School reform, DeVita said, is above all “a systems problem” and so requires systems thinking, “which is exactly what good leaders do in all sectors, and exactly what we’re asking education leaders to do, too.” But among education schools, “There isn’t anybody out there doing it in a way that’s worthy of the challenge—and that’s what’s so exciting about this program.” The kind of preparation and thinking she envisions for education leaders is “what’s taken for granted at Harvard Business School and Harvard Kennedy School,” which is why the Wallace Foundation originally underwrote ExEL. With such an approach now in place at HGSE, too, DeVita said, the foundation has followed up by making a $10-million grant for fellowships for the entering Ed.L.D. candidates.

Arthur Levine—past president of Teachers College at Columbia University, now president of the Woodrow Wilson National Fellowship Foundation—has been a harsh critic of prevailing practices. He characterized leadership programs as the weakest of education schools’ offerings, with low admissions standards; curriculums that “lack coherence and connections to the work that’s actually done in the field”; clinical programs devoted to mere shadowing of practitioners, whether they are successful or not; “watered-down” dissertations with little connection to practice; and other failings. Those deficiencies are particularly disturbing, Levine said, “given the enormous changes that need to happen” in response to changed demographics, the growth in student populations, new skills required for students to compete economically, and the rapid evolution of technology. “We need administrators who aren’t simply managers of [existing] schools,” he said, “but who can create new schools.”

In that light, he said, the Ed.L.D. venture could be “a very useful model” for the entire country. He cited the multidisciplinary curriculum as “unique and critical to the kinds of leadership training required today.” He also pointed to the substantive third-year placement “in organizations known for their accomplishments” in school reform, and with “incomparable” attention to the quality and rigor of the experience. Throughout the program’s design, he discerned a focus on real problems, he said, an approach that “makes so much more sense” than generating more “watered-down dissertations.”

 

The first cohort of 25 students is being recruited this fall, to enroll in 2010. They will do so tuition-free, and with stipends for living expenses, thanks to the gift for fellowships from the Wallace Foundation, among others. (McCartney cited a $1-million fellowship fund given by former Harvard Overseer Paul Buttenwieser and his wife, Catherine.)

Elmore and Spence imagine that the applicants will have at least several years of experience working in the “education sector,” broadly defined, who have demonstrated leadership in effecting some significant change or reform, and who come from diverse backgrounds and interests.
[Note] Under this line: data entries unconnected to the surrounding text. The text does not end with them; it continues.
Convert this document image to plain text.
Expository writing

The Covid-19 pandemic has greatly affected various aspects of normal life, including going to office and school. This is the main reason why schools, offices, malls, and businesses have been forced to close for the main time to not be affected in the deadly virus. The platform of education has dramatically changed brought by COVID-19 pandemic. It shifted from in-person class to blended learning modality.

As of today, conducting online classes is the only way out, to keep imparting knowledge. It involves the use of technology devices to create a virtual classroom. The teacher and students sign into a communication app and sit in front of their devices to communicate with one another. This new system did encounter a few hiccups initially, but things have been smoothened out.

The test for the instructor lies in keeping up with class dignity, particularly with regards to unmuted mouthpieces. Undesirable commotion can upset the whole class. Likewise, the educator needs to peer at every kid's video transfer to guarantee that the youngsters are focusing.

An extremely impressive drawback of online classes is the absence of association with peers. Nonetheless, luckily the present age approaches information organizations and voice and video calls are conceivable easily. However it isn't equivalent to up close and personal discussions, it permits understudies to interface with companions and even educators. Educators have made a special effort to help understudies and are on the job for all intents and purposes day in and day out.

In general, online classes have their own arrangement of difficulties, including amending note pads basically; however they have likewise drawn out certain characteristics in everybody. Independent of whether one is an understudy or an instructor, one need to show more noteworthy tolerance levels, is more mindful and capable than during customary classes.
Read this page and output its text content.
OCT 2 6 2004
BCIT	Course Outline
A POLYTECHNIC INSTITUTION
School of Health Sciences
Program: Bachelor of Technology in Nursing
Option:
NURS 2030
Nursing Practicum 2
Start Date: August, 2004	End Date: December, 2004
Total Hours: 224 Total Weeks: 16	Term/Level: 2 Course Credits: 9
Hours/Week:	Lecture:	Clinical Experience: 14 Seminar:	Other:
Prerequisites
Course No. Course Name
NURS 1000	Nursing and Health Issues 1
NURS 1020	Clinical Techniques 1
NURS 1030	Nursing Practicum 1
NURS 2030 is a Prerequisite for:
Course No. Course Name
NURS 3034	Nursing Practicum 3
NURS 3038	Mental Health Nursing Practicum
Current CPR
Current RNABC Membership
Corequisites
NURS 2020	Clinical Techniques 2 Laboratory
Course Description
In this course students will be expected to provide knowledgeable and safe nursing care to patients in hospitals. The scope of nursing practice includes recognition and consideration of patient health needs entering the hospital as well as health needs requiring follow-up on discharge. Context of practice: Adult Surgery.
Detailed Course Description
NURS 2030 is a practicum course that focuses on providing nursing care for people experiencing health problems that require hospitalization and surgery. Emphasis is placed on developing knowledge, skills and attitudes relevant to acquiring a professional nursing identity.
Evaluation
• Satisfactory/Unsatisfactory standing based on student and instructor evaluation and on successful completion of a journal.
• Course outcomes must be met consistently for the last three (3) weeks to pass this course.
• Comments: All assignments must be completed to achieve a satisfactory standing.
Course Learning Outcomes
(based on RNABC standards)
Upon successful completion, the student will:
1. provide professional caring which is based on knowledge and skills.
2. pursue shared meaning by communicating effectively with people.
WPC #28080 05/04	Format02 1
Spence recalled students pursuing narrower professional degrees for whom the Ed.L.D. “suddenly answers their questions” about how to “genuinely prepare for the task of transforming large educational organizations, as much as humanly possible.”

A final check on the program’s design and aspirations is its executive director, lecturer on education Elizabeth City—herself a former teacher, principal, instructional coach, and doctoral student at HGSE. Now she is an evangelist with a mission: to build from 25 Ed.L.D.s per year, to extend to the partner organizations where they will intern and the entities they ultimately lead, and ultimately to affect other education schools. City drew on her own background and on the Ed.L.D. intellectual framework to outline everything “transformative system-level leaders need to know” to reform education today, from learning about the origin of teacher unions and the evolution of de facto segregation in urban school districts (“These things didn’t just pop up”) to effective teamwork to comprehensive performance assessments.

Until now, City said, it has been up to prospective leaders to accumulate these needed skills on their own. With the Ed.L.D., she said, “We’re trying to do the integrative work, rather than saying to the students, ‘Here, you put it together.’” They need all the help they can get, she said, given the urgent mission of “transforming American education.”